Elsewhere, in a more serious plot line, we find that Eleven has chosen to throw in her lot with Paul Reiser’s returning Dr. Owens in a shot at regaining her powers and in a typically Stranger Things kind of way, it invokes the moment from The Empire Strikes Back when Luke Skywalker chooses to split from his friends and head to Dagobah and learn the finer points of becoming a Jedi. It proves to be something of watershed moment for the character as while Millie Bobby Brown’s soulful stare has always marked Eleven as heartbreakingly vulnerable, at least she’s always had the powers to snap an arm or pop a skull if she needed to – here, watching her look utterly terrified and confused as her powerless ass is arrested and questioned, we’ve never seen her so helpless before and a good, old fashioned heroes journey should prove to be pretty cool if pulled off right.

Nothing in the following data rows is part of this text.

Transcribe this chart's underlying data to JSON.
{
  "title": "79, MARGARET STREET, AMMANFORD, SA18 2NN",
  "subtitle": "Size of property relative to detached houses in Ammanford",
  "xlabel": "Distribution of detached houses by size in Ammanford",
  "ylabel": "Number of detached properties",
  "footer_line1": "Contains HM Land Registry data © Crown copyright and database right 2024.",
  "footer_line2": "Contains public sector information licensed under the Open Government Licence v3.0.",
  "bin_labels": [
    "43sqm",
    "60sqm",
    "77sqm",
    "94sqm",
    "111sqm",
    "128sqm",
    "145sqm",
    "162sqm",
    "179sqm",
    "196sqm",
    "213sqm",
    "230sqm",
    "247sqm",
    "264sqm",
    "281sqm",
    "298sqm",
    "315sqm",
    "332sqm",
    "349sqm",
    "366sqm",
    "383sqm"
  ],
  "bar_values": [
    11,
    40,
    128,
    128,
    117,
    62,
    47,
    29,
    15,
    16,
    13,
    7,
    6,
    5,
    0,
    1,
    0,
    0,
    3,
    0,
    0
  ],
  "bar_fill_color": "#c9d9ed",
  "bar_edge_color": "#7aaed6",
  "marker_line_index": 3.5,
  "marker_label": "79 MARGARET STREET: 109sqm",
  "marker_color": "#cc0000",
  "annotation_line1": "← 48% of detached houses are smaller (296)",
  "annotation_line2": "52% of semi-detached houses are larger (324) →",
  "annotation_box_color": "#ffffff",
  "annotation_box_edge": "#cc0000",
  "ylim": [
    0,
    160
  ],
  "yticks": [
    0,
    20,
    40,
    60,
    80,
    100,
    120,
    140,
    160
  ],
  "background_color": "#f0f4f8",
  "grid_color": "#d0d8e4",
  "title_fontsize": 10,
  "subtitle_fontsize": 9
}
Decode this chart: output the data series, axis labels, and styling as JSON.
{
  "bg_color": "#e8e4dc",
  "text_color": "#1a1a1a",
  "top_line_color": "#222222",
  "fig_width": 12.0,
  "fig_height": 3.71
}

However, while the various members of the show have often been in danger from Demogorgons, Mind Flayers and Russians, only one character has ever really been targeted specifically by the various forms of evil that routinely bother Hawkins, and that’s arguably Will. However, while he now is about as far away from evil’s attention as he is from ours, it seems that it’s now Max’s turn to find herself locked in the cross hairs of the Upside-Down as she’s starting to fall under the opening acts of Vecna’s deadly “spell”. It’s a weird feeling because while everyone tends to find themselves in danger primarily because they’re seaching out the evil, very rarely has the evil come looking for one of them in advance and it’s watching Sadie Sink’s impish teen suddenly found herself experiencing the kind of waking nightmares that’s thus far ended in snapped limbs and popped eyeballs, there’s a sense of genuine threat that the show doesn’t normally reach.

Barb, Billy, Heather, Bob? All these deaths were sad, but felt like cruelly necessary collateral damage to get the danger fully across – but suggesting that one of the main cast could actually bite the bullet when we’ve just gotten Hopper back from the dead means that Stranger Things just got deliciously unpredictable while at the height of its plot juggling powers.